NIR Discussion Forum: Splitting the NIR spectra into training and test set

Splitting the NIR spectra into traini... Log Out | Topics | Search
Moderators | Register | Edit Profile

NIR Discussion Forum » Bruce Campbell's List » Chemometrics » Splitting the NIR spectra into training and test set

« Previous Next »

Author

Message

Ciaccheri Leonardo (leonardo)
Member
Username: leonardo

Post Number: 12
Registered: 5-2010

Posted on Thursday, March 28, 2013 - 8:34 am:

Hi Bilal,
according to what my teacher said, it should be better to put all replicas of the same sample in the same set (calibration or validation).
This because, if a sample is somewhat contaminated it have influence on all its spectra. If you split those spectra, they will bias both calibration and validation sets. Thus your estimation of SEP will be optimistic.

Leonardo Ciaccheri

Bilal Ahmad Malik (elp09bm)
Member
Username: elp09bm

Post Number: 14
Registered: 7-2011

Posted on Thursday, March 28, 2013 - 4:59 am:

f we collect 90 NIR spectra from 30 samples by repeating the spectra for each sample 3 times. what will be the advantage of using 3 replicates of each sample. What is the best way to split the data for the training set and test set? Could we simply split the data into 2/3 and 1/3 for training and test set resp. or should we split the three replicates for each sample? Will that affect the results? What will be recommended way.

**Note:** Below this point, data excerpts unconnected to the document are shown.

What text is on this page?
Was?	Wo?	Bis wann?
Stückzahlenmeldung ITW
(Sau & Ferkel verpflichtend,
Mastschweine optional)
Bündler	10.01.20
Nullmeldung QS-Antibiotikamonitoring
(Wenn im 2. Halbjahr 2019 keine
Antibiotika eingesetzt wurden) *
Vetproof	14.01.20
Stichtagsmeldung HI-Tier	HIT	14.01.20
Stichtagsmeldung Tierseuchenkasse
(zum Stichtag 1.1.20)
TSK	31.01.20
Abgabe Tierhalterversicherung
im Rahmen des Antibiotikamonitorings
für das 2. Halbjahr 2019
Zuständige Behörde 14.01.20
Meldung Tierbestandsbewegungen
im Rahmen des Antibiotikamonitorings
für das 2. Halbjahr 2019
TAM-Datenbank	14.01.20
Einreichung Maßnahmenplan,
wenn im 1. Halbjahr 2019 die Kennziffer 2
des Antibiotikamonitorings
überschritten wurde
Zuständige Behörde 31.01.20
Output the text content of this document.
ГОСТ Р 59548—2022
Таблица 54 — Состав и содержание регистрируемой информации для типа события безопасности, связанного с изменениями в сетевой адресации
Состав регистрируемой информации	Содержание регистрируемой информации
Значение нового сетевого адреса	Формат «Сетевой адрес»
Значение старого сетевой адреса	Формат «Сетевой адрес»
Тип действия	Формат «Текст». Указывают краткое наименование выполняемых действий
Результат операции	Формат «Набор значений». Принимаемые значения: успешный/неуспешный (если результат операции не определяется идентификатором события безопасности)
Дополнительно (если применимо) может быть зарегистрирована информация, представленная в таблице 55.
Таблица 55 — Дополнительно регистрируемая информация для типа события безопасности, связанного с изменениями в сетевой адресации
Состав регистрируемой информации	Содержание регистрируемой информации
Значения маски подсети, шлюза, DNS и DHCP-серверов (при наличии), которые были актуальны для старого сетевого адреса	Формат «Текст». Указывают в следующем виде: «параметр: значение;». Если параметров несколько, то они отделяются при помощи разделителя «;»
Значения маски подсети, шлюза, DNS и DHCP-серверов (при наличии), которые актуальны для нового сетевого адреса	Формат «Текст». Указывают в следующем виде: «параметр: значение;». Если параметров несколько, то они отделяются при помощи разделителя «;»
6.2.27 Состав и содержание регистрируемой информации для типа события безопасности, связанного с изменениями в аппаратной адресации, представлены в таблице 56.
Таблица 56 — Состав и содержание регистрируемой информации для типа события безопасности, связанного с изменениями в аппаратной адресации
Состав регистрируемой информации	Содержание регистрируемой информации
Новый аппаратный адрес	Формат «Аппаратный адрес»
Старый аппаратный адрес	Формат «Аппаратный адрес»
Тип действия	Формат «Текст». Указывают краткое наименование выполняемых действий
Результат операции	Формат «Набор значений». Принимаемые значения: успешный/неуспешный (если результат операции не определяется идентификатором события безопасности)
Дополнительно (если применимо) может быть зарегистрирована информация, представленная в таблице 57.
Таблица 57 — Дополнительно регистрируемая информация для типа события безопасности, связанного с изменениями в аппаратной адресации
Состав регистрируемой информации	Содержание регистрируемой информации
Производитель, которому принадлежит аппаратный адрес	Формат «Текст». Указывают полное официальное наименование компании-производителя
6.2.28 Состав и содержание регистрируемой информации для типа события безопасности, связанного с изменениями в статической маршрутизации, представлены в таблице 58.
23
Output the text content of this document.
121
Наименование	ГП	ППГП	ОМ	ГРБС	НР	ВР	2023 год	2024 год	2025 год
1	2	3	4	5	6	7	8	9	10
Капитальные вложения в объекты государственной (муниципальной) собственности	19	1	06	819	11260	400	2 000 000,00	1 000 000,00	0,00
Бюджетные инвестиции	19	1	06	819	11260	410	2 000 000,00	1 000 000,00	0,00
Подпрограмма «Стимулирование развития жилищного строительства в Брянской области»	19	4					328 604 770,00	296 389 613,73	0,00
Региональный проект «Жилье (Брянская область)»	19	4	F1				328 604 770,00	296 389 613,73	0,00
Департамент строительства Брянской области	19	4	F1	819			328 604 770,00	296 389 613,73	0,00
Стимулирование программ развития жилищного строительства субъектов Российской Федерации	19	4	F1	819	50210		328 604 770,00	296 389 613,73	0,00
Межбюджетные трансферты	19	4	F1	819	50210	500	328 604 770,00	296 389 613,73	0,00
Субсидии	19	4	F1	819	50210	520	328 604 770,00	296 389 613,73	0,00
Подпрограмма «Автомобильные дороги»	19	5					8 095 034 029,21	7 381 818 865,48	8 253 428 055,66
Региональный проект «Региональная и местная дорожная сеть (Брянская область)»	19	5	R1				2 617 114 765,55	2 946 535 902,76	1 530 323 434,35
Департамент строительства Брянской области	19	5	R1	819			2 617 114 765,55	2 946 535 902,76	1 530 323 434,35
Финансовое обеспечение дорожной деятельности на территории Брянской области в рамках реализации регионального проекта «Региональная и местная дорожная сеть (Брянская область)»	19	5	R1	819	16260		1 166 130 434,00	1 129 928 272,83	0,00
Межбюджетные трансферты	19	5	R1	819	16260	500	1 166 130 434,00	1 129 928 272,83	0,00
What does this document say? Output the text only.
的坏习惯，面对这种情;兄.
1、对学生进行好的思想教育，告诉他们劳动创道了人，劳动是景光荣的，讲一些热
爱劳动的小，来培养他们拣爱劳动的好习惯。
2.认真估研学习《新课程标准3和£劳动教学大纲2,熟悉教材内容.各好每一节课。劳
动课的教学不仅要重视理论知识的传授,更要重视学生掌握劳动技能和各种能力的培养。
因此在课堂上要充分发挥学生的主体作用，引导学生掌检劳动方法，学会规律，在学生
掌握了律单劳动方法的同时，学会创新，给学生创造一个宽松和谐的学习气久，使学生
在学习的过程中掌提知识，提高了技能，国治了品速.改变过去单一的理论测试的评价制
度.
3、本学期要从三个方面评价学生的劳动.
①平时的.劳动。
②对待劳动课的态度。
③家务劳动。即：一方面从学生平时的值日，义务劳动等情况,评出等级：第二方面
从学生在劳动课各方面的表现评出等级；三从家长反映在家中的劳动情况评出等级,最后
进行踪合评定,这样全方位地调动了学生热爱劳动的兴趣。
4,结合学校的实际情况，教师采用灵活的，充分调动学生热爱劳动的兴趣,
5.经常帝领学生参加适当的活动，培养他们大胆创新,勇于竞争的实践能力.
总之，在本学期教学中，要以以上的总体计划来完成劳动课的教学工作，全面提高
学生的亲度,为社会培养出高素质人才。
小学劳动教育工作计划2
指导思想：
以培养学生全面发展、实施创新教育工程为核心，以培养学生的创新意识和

If the dataset is small. Is it better to use cross validation only? Will cross validation be sufficient enough. say "10-fold cross validation" or leave one out cross validation.

Will it more appropriate to do more random splits (2/3,1/3) say 100 splits and see if the results are held up across say 95 splits out of 100.
Will this be better approach instead of 1 split or Leave-one-out-cross validation will nearly give same results.